Help Support Arborist Forum:

This site may earn a commission from merchant affiliate links, including eBay, Amazon, and others.
where do we find them!! I know we all try to work safe but accidents do and can happen... I mean imagine slipping and falling on that thing.. you would need a flack jacket to stop it from splitting you!!!:dizzy:

Imagine a tree you are cutting down falling the wrong direction and you end up underneath it?

Imagine throwing a chain on your saw and it whips back and takes out the main artery in your thigh.
 
yup!

Point Taken, but there is accidents and avoidable occurance's.. I mean what is one of the first things guys who ask about saw's are told here... spend some $$ on PPE... and of course get a bigger saw!!!

Just seems like there would be a safer way to work.
 
log splitter storage question

just purchased a log splitter , would like to store in my garage, is it a good idea to store it vertical, have limited space will drain gas and engine oil before i do so, what do you think have braces on wall to keep from falling. any help would be welcome:msp_confused:
 
Hello All,
I dont know if this is the correct forum but im gonna ask anyway. I recently(just this year) started cutin wood. I only cut enough to have a couple fires in the summer and wood for the wood burning stove upnorth about a face cord a year.

Thanks in advance
Matt


If this is all the wood you anticipate cutting on a regular basis [a normal year, let's say], buying much of anything pricey to split wood is a waste unless you have the bucks and just wanna do it. But you said you wanted to keep the cost down, or something like that.
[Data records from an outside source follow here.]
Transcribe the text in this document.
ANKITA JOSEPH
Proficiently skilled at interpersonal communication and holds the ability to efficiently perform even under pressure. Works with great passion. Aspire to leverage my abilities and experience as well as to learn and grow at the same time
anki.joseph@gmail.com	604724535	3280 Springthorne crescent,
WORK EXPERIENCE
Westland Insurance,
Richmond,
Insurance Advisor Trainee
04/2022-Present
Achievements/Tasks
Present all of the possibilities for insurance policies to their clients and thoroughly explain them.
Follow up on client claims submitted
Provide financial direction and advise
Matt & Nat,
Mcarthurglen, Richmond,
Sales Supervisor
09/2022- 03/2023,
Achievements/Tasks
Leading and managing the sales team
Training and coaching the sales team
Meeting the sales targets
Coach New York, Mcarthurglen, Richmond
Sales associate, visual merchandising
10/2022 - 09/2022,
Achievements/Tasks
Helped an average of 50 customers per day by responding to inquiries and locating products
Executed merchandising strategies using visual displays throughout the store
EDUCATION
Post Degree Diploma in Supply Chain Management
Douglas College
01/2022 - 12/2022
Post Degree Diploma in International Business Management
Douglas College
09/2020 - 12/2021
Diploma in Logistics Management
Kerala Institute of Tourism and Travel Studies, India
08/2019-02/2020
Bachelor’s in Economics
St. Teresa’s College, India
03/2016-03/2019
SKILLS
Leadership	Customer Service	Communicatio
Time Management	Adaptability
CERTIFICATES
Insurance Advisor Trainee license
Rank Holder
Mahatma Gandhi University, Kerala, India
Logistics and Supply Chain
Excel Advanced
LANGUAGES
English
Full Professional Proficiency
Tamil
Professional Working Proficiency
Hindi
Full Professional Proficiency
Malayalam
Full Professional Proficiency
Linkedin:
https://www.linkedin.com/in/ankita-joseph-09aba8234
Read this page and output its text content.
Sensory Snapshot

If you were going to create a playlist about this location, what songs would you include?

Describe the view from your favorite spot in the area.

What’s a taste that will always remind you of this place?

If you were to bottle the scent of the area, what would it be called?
I have the usual collection of splitting means, including a double-bit axe, mauls, Fiskars axe, Honda-powered hydraulic splitter. We heat with wood and I cut and split maybe 7 to 8 cords a year. I use all the above, but mostly the Fiskars and the splitter. I could easily get by with just the Fiskars. They run around $40, sometimes on sale a bit less.

Unless you are physically unable to split or nearly so, any gizmo you buy will not be worth it. It either won't work worth a darn, or it will work great but tie up a buncha money. My hydraulic splitter could split the wood you use in a year in a few minutes. Works great, but it would be sitting there, unused, for 364 days a year.
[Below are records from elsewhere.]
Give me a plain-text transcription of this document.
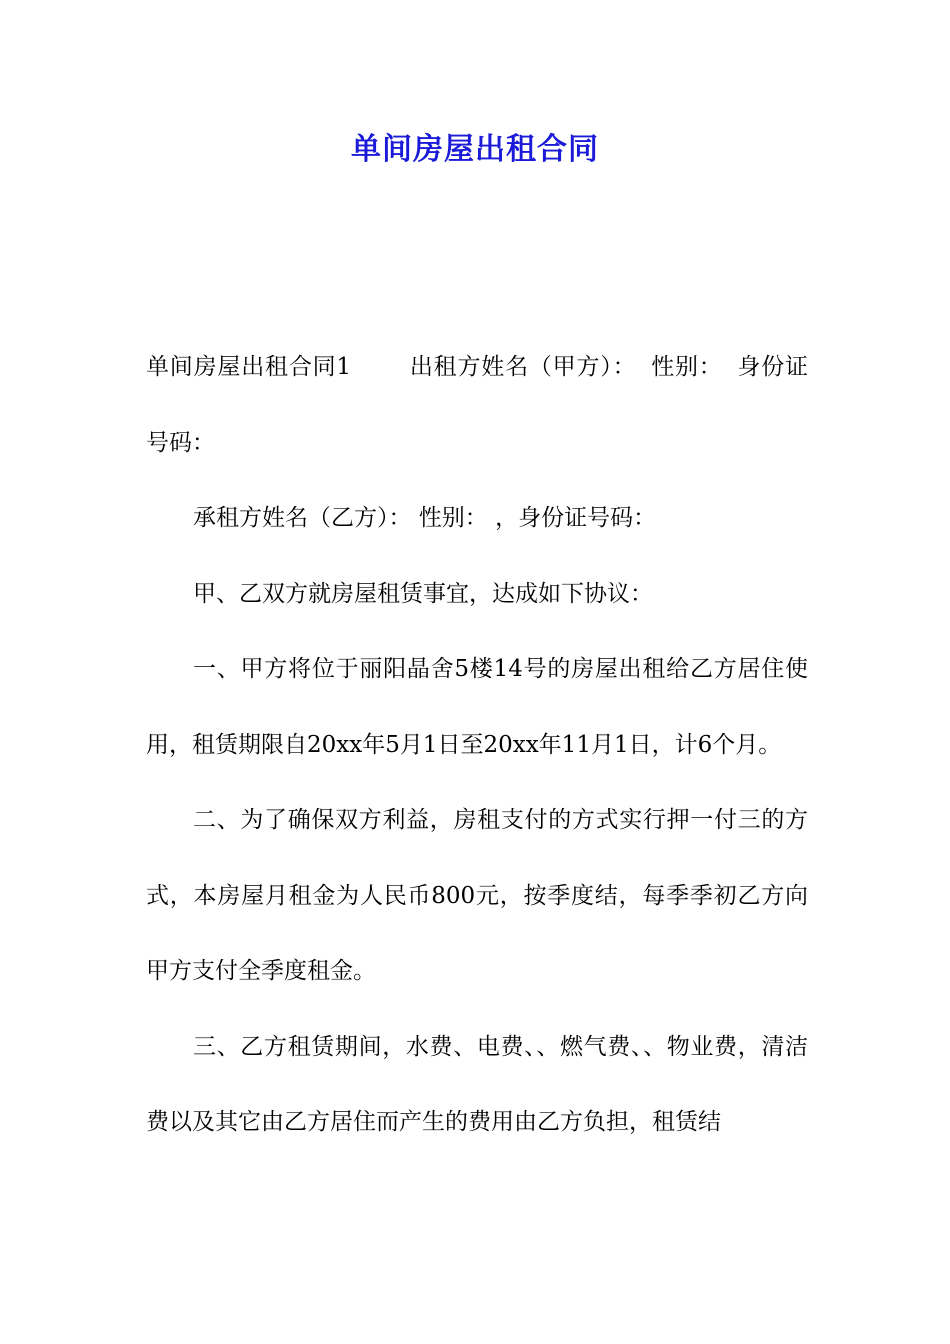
单间房屋出租合同

单间房屋出租合同1	出租方姓名（甲方）： 性别： 身份证号码：

承租方姓名（乙方）： 性别： ，身份证号码：

甲、乙双方就房屋租赁事宜，达成如下协议：

一、甲方将位于丽阳晶舍5楼14号的房屋出租给乙方居住使用，租赁期限自20xx年5月1日至20xx年11月1日，计6个月。

二、为了确保双方利益，房租支付的方式实行押一付三的方式，本房屋月租金为人民币800元，按季度结，每季季初乙方向甲方支付全季度租金。

三、乙方租赁期间，水费、电费、、燃气费、、物业费，清洁费以及其它由乙方居住而产生的费用由乙方负担，租赁结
If you simply can't stand the thought of splitting by hand, you have been given some options here on the forum. But the least-investment [$$$] option is pretty much limited to splitting with an axe or maul. Unless, though, you can find a used splitter someone is trying to get rid of. My brother-in-law just found a nice one in good shape [gasoline-engine model] for $500, probably would sell new for double that. It isn't a top-brand machine, but he only splits a cord or so a year and has developed serious shoulder problems. He found his on CL. But that is still $500 and I am supposing more than you wanna invest.

Now, if you are thinking you will be needing and using a lot more wood in the near future, different animal.
 
Last edited:
I think post 24 is new the rest is 2007

There is a wood heat or something like that on here not sure how it belongs in the chainsaw section. The hydraulics wouldn't care. Perhaps it is rack and pinion not hydraulic? I don't know about the engine. If it is the kind with wheels and a little trailer hitch one could make kind of a table to go over it.
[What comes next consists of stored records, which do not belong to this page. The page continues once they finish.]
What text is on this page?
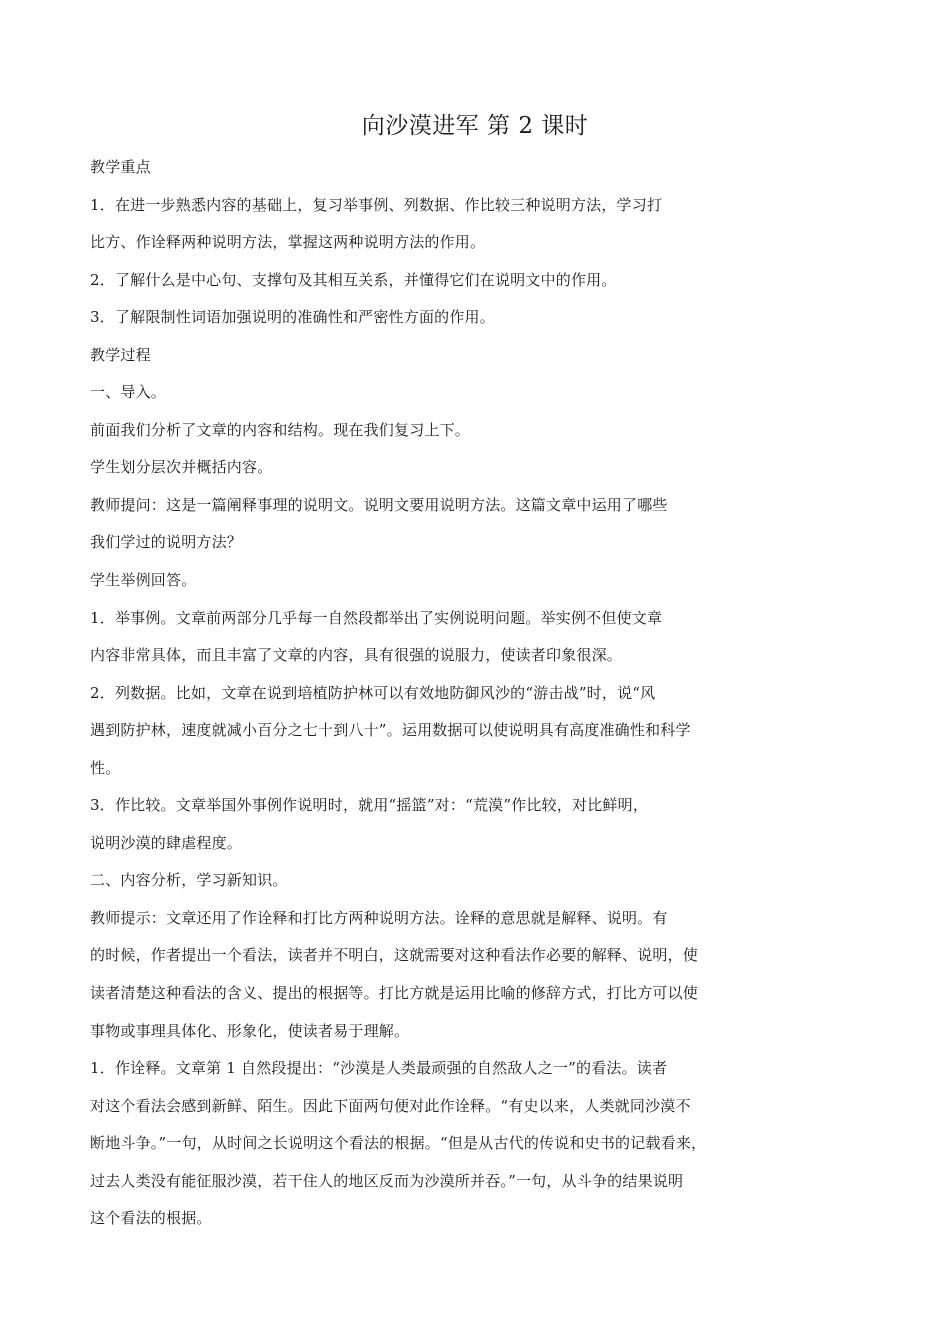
向沙漠进军 第 2 课时
教学重点
1．在进一步熟悉内容的基础上，复习举事例、列数据、作比较三种说明方法，学习打
比方、作诠释两种说明方法，掌握这两种说明方法的作用。
2．了解什么是中心句、支撑句及其相互关系，并懂得它们在说明文中的作用。
3．了解限制性词语加强说明的准确性和严密性方面的作用。
教学过程
一、导入。
前面我们分析了文章的内容和结构。现在我们复习上下。
学生划分层次并概括内容。
教师提问：这是一篇阐释事理的说明文。说明文要用说明方法。这篇文章中运用了哪些
我们学过的说明方法？
学生举例回答。
1．举事例。文章前两部分几乎每一自然段都举出了实例说明问题。举实例不但使文章
内容非常具体，而且丰富了文章的内容，具有很强的说服力，使读者印象很深。
2．列数据。比如，文章在说到培植防护林可以有效地防御风沙的“游击战”时，说“风
遇到防护林，速度就减小百分之七十到八十”。运用数据可以使说明具有高度准确性和科学
性。
3．作比较。文章举国外事例作说明时，就用“摇篮”对：“荒漠”作比较，对比鲜明，
说明沙漠的肆虐程度。
二、内容分析，学习新知识。
教师提示：文章还用了作诠释和打比方两种说明方法。诠释的意思就是解释、说明。有
的时候，作者提出一个看法，读者并不明白，这就需要对这种看法作必要的解释、说明，使
读者清楚这种看法的含义、提出的根据等。打比方就是运用比喻的修辞方式，打比方可以使
事物或事理具体化、形象化，使读者易于理解。
1．作诠释。文章第 1 自然段提出：“沙漠是人类最顽强的自然敌人之一”的看法。读者
对这个看法会感到新鲜、陌生。因此下面两句便对此作诠释。“有史以来，人类就同沙漠不
断地斗争。”一句，从时间之长说明这个看法的根据。“但是从古代的传说和史书的记载看来，
过去人类没有能征服沙漠，若干住人的地区反而为沙漠所并吞。”一句，从斗争的结果说明
这个看法的根据。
Edit,, The hydraulic oil reservoir probably is vented and won't take kindly to being stood on end. All in all log splitters come in a lot of sizes shapes and configurations.
 
Last edited:
I noticed this is old.

For future refrence, in the slow season of my trade I help out at a hydraulic shop on the side. The cylinders on alot of MTDs' and Harbor Freight are quite thin. Roughly 1/8" thick wall. It doesn't take alot for them to split. I also see them with a ding on the cylinder body. That will take out the seals and hopefully not the piston. Just a heads up.
 
I know it's a very old reference about the Stickler, but I thought worth mentioning.
My dad and I had one, earlier version I guess as it didn't look as fancy (about 1980), that ran off the tractor PTO (they also had a model you replaced a car/truck wheel with and ran that way).
Anyway, what we found was that once it's screwed in to the wood, if it hits a knotty piece it can't split, and if your PTO isn't reversible, you're pretty much screwed. We cut and split a lot of locust and that happened, then the Stickler actually bent.
That's when we got a hydraulic splitter.